The practice of locking people up for relatively minor offences is nothing new: it has been a long-standing political failure.
For years, the poorest and most vulnerable people in our midst have been criminalised for what, at heart, are civil wrongs such as non-payment of debts, fines, TV and dog licences.
Thousands of people who could not afford to pay debts such as credit union arrears were sent to prison each year until 2009 when the High Court ruled that there were not appropriate safeguards in place for civil debtors before they were sent to jail.
The non-payment of fines also saw large numbers of people sent to jail, often for a few hours due to overcrowding in prisons.
In 2010, the President signed the Fines Act 2010 into law.

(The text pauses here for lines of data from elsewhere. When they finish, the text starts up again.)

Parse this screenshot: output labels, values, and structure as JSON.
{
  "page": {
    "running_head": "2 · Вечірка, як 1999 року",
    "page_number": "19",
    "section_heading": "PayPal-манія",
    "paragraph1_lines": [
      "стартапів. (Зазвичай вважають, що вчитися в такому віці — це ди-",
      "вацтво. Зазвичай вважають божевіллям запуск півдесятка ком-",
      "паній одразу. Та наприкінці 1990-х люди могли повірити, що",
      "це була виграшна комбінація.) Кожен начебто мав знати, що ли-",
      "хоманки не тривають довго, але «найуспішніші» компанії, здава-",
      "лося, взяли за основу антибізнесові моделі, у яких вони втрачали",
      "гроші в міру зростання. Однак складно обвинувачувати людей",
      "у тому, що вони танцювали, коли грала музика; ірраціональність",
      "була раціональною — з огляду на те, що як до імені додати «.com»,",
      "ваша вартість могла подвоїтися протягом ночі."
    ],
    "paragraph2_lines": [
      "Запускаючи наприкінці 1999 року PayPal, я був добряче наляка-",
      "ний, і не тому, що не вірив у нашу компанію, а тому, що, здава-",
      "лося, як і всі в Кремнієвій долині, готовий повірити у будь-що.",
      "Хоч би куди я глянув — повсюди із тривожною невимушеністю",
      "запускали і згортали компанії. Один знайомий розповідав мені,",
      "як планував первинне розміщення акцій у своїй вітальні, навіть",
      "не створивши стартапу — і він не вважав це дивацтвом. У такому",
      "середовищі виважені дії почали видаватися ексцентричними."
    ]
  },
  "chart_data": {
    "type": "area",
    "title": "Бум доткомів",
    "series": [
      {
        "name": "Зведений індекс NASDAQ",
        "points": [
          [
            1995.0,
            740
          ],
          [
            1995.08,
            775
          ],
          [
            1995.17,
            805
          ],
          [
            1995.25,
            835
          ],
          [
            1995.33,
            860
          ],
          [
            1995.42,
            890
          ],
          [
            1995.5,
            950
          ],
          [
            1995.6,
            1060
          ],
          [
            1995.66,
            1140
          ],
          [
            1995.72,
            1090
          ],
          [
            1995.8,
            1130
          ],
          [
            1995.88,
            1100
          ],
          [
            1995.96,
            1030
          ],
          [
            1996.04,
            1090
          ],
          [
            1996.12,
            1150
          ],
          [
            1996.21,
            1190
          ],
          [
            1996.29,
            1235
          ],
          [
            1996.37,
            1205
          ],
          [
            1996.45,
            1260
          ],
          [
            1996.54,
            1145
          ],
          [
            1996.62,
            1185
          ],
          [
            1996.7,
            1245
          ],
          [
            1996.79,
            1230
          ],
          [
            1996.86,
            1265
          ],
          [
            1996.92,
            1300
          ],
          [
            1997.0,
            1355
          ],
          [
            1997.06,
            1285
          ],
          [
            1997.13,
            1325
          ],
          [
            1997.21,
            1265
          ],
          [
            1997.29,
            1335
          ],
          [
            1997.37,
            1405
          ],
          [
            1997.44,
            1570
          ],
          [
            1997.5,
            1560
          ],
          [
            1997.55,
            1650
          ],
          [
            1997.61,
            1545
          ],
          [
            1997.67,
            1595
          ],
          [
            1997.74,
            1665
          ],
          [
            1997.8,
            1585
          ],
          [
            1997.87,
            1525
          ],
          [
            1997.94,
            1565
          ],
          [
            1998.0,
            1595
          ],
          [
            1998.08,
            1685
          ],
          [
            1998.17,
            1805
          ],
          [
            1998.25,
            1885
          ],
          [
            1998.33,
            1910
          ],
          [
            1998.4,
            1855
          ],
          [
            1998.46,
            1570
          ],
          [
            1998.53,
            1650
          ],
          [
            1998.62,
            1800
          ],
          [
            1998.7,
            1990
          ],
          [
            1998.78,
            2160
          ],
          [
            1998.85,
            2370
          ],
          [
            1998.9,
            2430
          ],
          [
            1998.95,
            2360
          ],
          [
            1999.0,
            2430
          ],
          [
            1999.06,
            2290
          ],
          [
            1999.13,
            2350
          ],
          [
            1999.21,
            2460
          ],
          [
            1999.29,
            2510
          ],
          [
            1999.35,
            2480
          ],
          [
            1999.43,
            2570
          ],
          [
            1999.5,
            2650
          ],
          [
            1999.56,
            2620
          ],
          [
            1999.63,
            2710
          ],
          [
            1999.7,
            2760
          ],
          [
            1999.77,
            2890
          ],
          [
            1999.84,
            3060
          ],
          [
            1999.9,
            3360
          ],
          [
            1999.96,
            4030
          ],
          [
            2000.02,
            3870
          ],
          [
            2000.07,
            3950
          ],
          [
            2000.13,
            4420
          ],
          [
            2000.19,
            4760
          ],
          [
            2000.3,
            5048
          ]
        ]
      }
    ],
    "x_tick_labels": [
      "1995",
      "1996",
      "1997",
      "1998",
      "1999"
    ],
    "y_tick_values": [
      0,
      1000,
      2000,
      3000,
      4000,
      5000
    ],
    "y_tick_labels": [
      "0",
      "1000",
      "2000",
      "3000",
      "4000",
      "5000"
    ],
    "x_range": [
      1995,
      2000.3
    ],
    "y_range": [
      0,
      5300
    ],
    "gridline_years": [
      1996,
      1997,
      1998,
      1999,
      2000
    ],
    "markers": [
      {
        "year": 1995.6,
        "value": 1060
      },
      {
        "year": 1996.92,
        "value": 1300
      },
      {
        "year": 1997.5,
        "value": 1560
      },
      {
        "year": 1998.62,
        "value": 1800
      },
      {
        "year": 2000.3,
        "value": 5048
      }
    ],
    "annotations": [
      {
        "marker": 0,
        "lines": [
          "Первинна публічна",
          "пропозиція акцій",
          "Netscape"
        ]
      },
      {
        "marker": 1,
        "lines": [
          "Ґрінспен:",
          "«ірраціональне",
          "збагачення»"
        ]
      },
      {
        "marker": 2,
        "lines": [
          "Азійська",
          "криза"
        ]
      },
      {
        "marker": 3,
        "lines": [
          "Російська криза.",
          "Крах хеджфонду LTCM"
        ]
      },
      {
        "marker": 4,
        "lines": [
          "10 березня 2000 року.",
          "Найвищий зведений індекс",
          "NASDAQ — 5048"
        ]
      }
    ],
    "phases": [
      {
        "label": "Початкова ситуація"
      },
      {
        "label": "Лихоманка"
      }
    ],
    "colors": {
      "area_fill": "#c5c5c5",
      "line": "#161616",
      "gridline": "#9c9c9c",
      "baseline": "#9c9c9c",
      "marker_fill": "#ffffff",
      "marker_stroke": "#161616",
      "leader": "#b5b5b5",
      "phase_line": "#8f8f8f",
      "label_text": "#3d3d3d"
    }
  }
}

It was designed to prevent fine defaulters being sent to jail by allowing judges to impose alternatives to imprisonment, such as instalment orders, attachment of earnings and the appointment of receivers where debtors defaulted on paying fines.
But the initiative, which sought to distinguish between the 'can't pays' and 'won't pays', floundered because of uncertainty about the legal basis for instalment orders and IT system implementation problems.
The initiative is still not fully operational, resulting in judges sending defaulters – who have increased in number – to jail in the absence of alternatives.
There is also the question of strategic default.
For many, a short return trip to Mountjoy – which expunges the fine – is better than having a debt to pay back.